Same-side (direct) network effects

This inter-disciplinary thrust focuses on the study of the economics and policy aspects of spectrum sharing including social justice related considerations. Some study topics under consideration are:

  1. Balancing the private and public interests in allocation of spectrum, including the assignment of some frequencies to be available to many users at no charge; 
  2. Modelling competition among the three telecom wireless carriers and others in choosing to buy frequencies in different 5G and 6G bands; 
  3. Based on the possibility of simultaneous use of the same frequency by different carriers, analyzing the possibility of non-traditional allocation of each frequency to a unique owner taking into consideration possible interference;
  4. The study of spectrum markets enabled by a data-driven information architecture; and 
  5. spectrum governance and equitable use.

The design and operation of spectrum markets has been an important area of inter-disciplinary research for joint work between technologist and economics/policy experts. Prior work includes game theoretic formulations of spectrum markets to understand incentives and factors necessary for Pareto optimality. On the applied side, there have been several economic studies of new business models for spectrum, include sub-leasing or shared use between wireless service providers, or hybrids between unlicensed bands. Better economic models, including auctions and spectrum policies based on economic value, that incentivize spectrum efficiency and sharing are needed. With spectrum being an important natural resource and economic driver, there is a need to consider the equitable use and social justice implications of different spectrum sharing and regulatory policies.

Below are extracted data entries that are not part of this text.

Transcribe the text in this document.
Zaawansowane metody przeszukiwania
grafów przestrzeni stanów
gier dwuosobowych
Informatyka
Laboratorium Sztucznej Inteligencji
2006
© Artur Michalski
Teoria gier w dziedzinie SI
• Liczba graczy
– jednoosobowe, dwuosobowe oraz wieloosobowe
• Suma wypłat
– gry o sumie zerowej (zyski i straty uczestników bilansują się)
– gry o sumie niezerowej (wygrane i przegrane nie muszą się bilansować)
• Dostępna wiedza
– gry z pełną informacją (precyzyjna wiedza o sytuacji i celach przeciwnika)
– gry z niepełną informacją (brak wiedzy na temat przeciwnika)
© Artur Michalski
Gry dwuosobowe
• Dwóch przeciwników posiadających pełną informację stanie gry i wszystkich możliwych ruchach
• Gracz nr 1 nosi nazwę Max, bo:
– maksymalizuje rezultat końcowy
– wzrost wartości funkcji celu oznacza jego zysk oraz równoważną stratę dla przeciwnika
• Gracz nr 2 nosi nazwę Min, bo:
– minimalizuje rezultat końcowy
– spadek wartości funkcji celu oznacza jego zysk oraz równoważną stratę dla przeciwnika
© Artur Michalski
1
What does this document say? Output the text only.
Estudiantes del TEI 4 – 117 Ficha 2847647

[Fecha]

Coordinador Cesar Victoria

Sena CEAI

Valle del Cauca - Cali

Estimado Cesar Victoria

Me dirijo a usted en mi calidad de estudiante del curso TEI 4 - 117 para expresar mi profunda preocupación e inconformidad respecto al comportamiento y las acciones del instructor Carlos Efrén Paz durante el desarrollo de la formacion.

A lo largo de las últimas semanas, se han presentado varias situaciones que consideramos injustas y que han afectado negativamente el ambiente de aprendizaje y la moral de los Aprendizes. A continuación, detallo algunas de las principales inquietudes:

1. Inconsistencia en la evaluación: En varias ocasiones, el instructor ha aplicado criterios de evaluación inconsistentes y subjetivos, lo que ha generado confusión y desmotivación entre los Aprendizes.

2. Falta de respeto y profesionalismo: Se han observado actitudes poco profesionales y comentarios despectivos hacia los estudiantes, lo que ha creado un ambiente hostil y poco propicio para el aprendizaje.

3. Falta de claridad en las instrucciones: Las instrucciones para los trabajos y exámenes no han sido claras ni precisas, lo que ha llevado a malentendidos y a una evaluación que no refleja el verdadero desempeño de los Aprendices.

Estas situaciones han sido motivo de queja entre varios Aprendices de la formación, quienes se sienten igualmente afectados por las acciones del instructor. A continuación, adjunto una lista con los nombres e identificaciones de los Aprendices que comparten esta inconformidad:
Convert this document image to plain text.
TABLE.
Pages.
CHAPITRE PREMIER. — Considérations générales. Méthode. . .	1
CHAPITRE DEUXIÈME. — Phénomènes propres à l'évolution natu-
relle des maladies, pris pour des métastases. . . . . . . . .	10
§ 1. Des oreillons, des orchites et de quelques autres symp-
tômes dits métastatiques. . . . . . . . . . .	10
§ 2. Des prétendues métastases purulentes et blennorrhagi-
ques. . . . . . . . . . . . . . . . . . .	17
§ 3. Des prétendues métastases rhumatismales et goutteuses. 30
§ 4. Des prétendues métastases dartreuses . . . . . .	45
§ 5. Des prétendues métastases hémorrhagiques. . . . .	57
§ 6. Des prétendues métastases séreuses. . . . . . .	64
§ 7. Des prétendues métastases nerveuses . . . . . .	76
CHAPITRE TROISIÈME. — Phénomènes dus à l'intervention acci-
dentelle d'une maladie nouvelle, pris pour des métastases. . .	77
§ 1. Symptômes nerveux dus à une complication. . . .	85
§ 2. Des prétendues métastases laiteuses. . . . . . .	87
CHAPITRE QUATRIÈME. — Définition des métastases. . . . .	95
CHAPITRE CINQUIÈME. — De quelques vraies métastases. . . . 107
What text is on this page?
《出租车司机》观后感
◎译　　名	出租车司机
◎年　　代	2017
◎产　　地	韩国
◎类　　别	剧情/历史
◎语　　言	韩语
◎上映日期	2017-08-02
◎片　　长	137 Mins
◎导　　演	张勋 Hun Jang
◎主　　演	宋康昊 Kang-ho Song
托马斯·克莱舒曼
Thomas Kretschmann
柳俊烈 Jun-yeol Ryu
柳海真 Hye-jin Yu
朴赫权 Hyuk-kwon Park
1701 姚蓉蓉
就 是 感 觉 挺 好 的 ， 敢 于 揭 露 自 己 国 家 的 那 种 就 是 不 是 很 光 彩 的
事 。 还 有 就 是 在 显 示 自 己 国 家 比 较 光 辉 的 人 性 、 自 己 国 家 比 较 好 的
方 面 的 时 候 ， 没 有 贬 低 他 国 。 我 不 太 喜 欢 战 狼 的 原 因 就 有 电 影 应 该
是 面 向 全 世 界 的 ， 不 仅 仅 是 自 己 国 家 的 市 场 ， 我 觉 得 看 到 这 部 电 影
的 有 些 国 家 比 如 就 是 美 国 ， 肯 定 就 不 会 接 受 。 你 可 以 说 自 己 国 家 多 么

The related regulatory framework is also of interest, with stakeholders including the FCC, government users, wireless service providers and end users. In the United States, almost all spectrum below 95 GHz is currently occupied by an incumbent, often a civilian government agency such as law enforcement or weather measurements, RA, the US military or utilities. Recent efforts in sharing the 3.5 GHz CBRS, 5.9 GHz UNI, and the TV whitespaces all rely on geographic exclusion zones and spectrum databases. However, these mechanisms are often coarse-grained and may be overly conservative, i.e., lead to low utilization of the spectrum. Incumbents are also concerned that new users of the spectrum will either make mistakes, such as using systems licensed for indoor use outside, or will be tempted to add range via directional antennas or power amplifiers. Thus, spectrum sharing based on sensing and databases must be supplemented by robust and efficient enforcement mechanisms, so that lower-priority transmitters that violate the spectrum etiquette rules can be either quickly identified or possibly even silenced, for example by extending the concept of station identification. Conversely, more dynamic systems where a lower-priority transmitter gets to try out bands at designated times or locations might allow more aggressive sharing. More broadly, there has been an interest within the FCC technological advisory board to move beyond the classical notion of limits on out-of-band emissions to a more harms-based model, where interference limits and harm claim thresholds describe the environment that entities in a shared spectrum environment need to work with.